Parte così la fase due: non più un sostegno in denaro ma un accompagnamento nella ricerca del lavoro.
Concretamente ciò significa offrire la possibilità di accedere a percorsi di formazione a cui fanno seguito i tirocini in azienda grazie alle costituzione di borse lavoro. Vi è dunque una scelta chiara nel senso della promozione e capacitazione delle persone.
La rete sostenitrice del progetto intanto si irrobustisce, dandosi una struttura sempre più articolata che comprende pubblico e privato. Oltre agli enti promotori aderiscono le Province, le Camere di Commercio di Padova e Rovigo, la Fondazione Antonveneta e il Consvipo, il Consorzio per lo Sviluppo del Polesine.
Il lavoro si articola tra i volontari della Caritas che incontrano e ascoltano le persone in cerca di lavoro, i servizi sociali e i centri per l’impiego che si inseriscono nell’accompagnamento, le associazioni di categoria e le parrocchie che fungono da sensibilizzatori. Dunque la rete si allarga ma anche si addensa. Le trame sono sempre più fitte.
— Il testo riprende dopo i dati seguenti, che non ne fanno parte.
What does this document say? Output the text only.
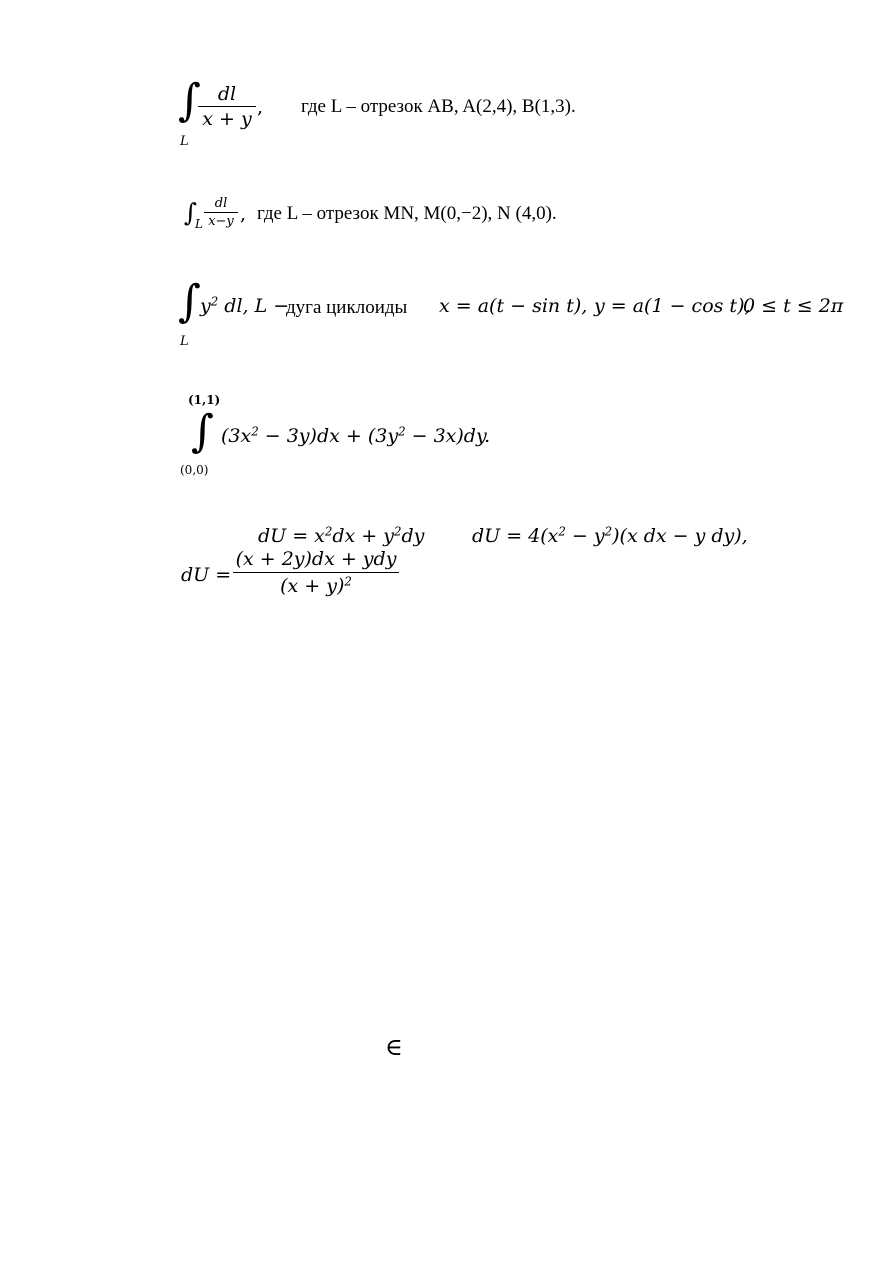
∫
L
dl
x + y
, где L – отрезок AB, A(2,4), B(1,3).
∫
L
dl
x−y , где L – отрезок MN, M(0,−2), N (4,0).
∫
L
$y^2$ dl, L −
дуга циклоиды x = a(t − sin t), y = a(1 − cos t),
0 ≤ t ≤ 2π
(1,1)
∫
(0,0)
$(3x^2 - 3y)dx + (3y^2 - 3x)dy$.
dU = $x^2dx + y^2dy$	dU = $4(x^2 - y^2)(x$ dx − y dy),
dU =
(x + 2y)dx + ydy
$(x + y)^2$
∈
Alla fine del 2010, una nuova riprogettazione si rende necessaria: se la domanda di lavoro è stata presa in carico ed accompagnata, il problema è ora evidente sul lato dell’offerta. Il numero delle aziende che si dichiara disponibile ad accogliere dei lavoratori nel quadro del progetto è infatti ancora limitato. Nonostante la grande opportunità che il fondo offre all’impresa di poter inserire temporaneamente in organico nuova forza lavoro senza oneri, poche sono le realtà economiche che si fanno avanti.
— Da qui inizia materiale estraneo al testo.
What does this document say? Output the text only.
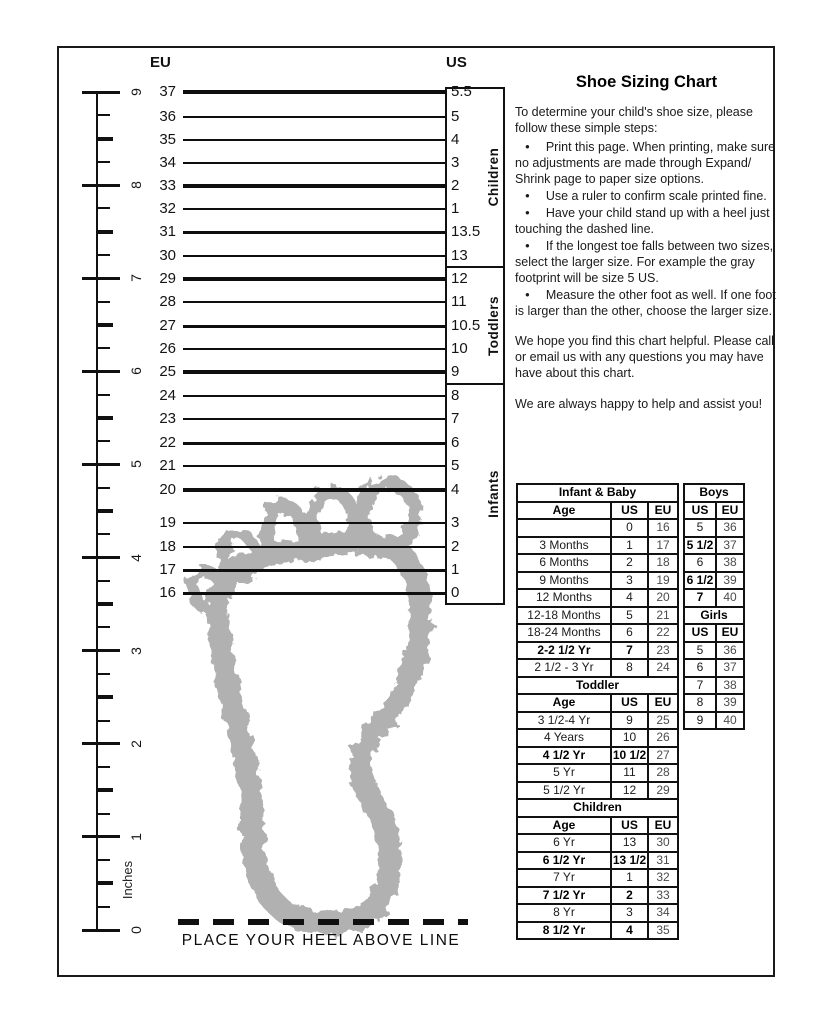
EU	US
9
8
7
6
5
4
3
2
1
0
Inches
37	5.5
36	5
35	4
34	3
33	2
32	1
31	13.5
30	13
29	12
28	11
27	10.5
26	10
25	9
24	8
23	7
22	6
21	5
20	4
19	3
18	2
17	1
16	0
Children
Toddlers
Infants
PLACE YOUR HEEL ABOVE LINE
Shoe Sizing Chart

To determine your child's shoe size, please follow these simple steps:

● Print this page. When printing, make sure no adjustments are made through Expand/ Shrink page to paper size options.

● Use a ruler to confirm scale printed fine.

● Have your child stand up with a heel just touching the dashed line.

● If the longest toe falls between two sizes, select the larger size. For example the gray footprint will be size 5 US.

● Measure the other foot as well. If one foot is larger than the other, choose the larger size.

We hope you find this chart helpful. Please call or email us with any questions you may have have about this chart.

We are always happy to help and assist you!

Infant & Baby		
Age	US	EU
	0	16
3 Months	1	17
6 Months	2	18
9 Months	3	19
12 Months	4	20
12-18 Months	5	21
18-24 Months	6	22
2-2 1/2 Yr	7	23
2 1/2 - 3 Yr	8	24
Toddler		
Age	US	EU
3 1/2-4 Yr	9	25
4 Years	10	26
4 1/2 Yr	10 1/2	27
5 Yr	11	28
5 1/2 Yr	12	29
Children		
Age	US	EU
6 Yr	13	30
6 1/2 Yr	13 1/2	31
7 Yr	1	32
7 1/2 Yr	2	33
8 Yr	3	34
8 1/2 Yr	4	35
Boys	
US	EU
5	36
5 1/2	37
6	38
6 1/2	39
7	40
Girls	
US	EU
5	36
6	37
7	38
8	39
9	40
Da qui la necessità di ripensare nuovamente la filiera. Non si tratta però solo di un problema comunicativo. Si intuisce che occorre utilizzare altri strumenti, promuovendo “relazionalmente” il progetto.
Così i volontari Caritas presenti su tutto il territorio incominciano a “mappare” le proprie aree, andando ad incontrare personalmente imprenditori, artigiani, dirigenti di associazioni, commercianti, parroci per spiegare loro il progetto.
A ciò si aggiunge anche la scelta di valorizzare la persona in cerca di lavoro, motivandola nella sua stessa ricerca, dandole fiducia e sostenendola nel suo autocandidarsi – nel quadro delle opportunità offerte dalla borse lavoro – presso le aziende. Non più utente in attesa, ma soggetto che in virtù del sostegno ricevuto incomincia nuovamente ad attivarsi. L’introduzione dei voucher – uno strumento snello e flessibile da utilizzarsi per piccoli lavori sociale – diventa l’occasione per far rientrare in una forma “soft” nel mondo del lavoro soprattutto le persone più fragili che – spesso demotivate – il lavoro non lo cercavano più. I piccoli interventi consentono a queste persone di uscire dall’invisibilità, di essere osservate ed apprezzate, con l’apertura di nuove possibilità di ingaggio.
Questa nuova strategia fa compiere al progetto un notevole balzo in avanti. E’ come se tutto il territorio venisse ri-conosciuto – conosciuto dal basso, attraverso l’ascolto di chi il lavoro l’ha perso e lo sta cercando ma anche di chi il lavoro sempre più fatica a crearlo – cioè i suoi imprenditori. Si raccolgono i problemi ma anche si individuano nuove risorse. La comunità locale viene ridisegnata a partire dalle sue trame connettive che vengono riattivate. Il messaggio che il Fondo intende trasmettere è sempre più chiaro – nessuno può chiamarsi fuori, poiché il benessere e la coesione si fondano proprio sul lavoro – mentre il processo che prende pian piano forma è quello di community building.